D'ailleurs rien ne sauroit être plus utile pour exécuter le dessein que l'académie a toujours eu de donner au public une rhétorique et une poétique. L'article XXVI de nos statuts porte en termes exprès que ces ouvrages seront composés sur les observations de l'académie: c'est donc par les observations qu'il faut commencer, et c'est ce que je propose.
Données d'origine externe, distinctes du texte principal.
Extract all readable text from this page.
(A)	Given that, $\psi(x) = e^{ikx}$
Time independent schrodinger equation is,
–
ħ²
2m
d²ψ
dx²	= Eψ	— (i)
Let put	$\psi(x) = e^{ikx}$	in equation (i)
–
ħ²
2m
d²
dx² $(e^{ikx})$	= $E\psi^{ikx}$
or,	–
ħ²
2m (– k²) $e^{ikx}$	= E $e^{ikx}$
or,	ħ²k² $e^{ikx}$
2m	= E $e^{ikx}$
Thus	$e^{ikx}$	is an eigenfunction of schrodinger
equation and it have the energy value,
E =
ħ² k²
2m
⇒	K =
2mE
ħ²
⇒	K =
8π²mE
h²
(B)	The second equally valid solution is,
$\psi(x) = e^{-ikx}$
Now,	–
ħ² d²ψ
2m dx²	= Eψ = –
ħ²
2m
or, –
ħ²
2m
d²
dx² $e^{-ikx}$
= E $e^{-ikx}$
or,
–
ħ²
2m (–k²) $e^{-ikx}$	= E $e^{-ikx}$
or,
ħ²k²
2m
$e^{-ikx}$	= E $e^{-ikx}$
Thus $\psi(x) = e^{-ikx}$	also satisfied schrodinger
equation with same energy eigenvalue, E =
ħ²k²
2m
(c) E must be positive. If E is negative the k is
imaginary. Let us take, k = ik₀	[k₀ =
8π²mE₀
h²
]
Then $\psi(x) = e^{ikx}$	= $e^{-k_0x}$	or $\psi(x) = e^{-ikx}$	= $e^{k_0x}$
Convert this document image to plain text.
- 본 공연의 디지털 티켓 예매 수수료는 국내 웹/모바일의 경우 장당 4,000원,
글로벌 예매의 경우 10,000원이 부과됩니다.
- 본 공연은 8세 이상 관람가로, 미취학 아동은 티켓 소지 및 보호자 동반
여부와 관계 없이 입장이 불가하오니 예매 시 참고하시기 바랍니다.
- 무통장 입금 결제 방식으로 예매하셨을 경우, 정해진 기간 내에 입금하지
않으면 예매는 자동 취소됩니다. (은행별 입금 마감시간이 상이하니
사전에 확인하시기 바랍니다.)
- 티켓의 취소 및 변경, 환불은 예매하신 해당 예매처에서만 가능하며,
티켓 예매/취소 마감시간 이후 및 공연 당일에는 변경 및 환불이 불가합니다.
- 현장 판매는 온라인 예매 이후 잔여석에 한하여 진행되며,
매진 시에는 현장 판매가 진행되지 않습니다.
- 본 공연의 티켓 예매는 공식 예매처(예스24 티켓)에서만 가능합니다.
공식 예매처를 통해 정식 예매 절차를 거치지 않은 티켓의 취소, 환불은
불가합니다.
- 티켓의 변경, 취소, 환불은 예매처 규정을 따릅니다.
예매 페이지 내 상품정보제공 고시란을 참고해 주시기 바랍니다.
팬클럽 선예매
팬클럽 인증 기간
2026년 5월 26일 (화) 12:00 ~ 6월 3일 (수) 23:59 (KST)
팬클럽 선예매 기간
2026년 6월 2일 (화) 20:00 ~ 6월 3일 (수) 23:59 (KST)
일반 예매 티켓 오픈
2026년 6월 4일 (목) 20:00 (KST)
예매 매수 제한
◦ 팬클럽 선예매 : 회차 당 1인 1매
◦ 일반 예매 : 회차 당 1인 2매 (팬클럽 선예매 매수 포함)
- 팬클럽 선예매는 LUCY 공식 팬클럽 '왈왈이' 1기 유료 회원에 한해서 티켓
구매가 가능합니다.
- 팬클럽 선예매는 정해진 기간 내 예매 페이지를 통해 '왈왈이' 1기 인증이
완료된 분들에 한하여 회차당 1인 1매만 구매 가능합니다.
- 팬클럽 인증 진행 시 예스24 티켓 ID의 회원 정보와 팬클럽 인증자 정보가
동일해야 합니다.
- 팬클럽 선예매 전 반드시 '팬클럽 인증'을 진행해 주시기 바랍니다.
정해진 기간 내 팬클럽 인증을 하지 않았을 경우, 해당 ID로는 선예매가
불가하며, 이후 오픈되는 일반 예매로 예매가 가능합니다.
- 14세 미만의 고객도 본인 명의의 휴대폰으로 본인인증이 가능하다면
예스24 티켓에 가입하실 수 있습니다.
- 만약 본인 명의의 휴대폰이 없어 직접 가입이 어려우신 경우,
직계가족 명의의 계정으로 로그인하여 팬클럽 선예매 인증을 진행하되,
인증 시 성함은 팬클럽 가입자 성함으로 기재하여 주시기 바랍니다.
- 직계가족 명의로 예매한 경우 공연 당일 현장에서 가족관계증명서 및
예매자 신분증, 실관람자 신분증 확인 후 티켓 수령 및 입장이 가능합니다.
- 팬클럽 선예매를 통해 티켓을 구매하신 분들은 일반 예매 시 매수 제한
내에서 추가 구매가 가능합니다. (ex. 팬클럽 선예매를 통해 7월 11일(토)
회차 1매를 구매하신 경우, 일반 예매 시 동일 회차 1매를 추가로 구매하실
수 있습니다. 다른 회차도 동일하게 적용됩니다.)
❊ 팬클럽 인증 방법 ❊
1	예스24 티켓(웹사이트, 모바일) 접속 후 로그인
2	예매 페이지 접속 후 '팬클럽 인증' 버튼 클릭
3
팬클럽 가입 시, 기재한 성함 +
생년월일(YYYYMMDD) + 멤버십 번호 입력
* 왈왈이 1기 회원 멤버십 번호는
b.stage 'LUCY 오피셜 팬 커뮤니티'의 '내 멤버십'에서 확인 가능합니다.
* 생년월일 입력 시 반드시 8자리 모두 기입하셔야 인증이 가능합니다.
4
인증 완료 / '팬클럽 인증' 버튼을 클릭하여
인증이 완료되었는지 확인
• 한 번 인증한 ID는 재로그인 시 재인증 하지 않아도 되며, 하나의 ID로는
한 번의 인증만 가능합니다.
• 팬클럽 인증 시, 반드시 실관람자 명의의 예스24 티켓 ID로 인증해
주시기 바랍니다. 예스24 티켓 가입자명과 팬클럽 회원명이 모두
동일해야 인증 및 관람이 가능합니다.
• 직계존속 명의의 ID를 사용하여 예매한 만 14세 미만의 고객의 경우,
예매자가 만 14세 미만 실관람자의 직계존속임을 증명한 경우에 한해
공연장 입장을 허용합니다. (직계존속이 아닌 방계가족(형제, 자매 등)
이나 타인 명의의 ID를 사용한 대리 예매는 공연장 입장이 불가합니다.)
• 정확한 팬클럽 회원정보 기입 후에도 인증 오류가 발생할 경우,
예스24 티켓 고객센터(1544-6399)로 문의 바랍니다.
S'il ne s'agissoit que de mettre en françois les regles d'éloquence et de poésie que nous ont données les Grecs et les Latins, il ne nous resteroit plus rien à faire. Ils ont été traduits en notre langue, et sont entre les mains de tout le monde ; et la poétique d'Aristote n'étoit peut-être pas si intelligible de son temps pour les Athéniens qu'elle l'est aujourd'hui pour les François depuis l'excellente traduction que nous en avons, et qui est accompagnée des meilleures notes qui aient peut-être jamais été faites sur aucun auteur de l'antiquité.,

Mais il s'agit d'appliquer ces préceptes à notre langue, de montrer comment on peut être éloquent en françois, et comment on peut, dans la langue de Louis le Grand, trouver le même sublime et les mêmes graces qu'Homere et Démosthene, Cicéron et Virgile, avoient trouvés dans la langue d'Alexandre et dans celle d'Auguste.

TOME III.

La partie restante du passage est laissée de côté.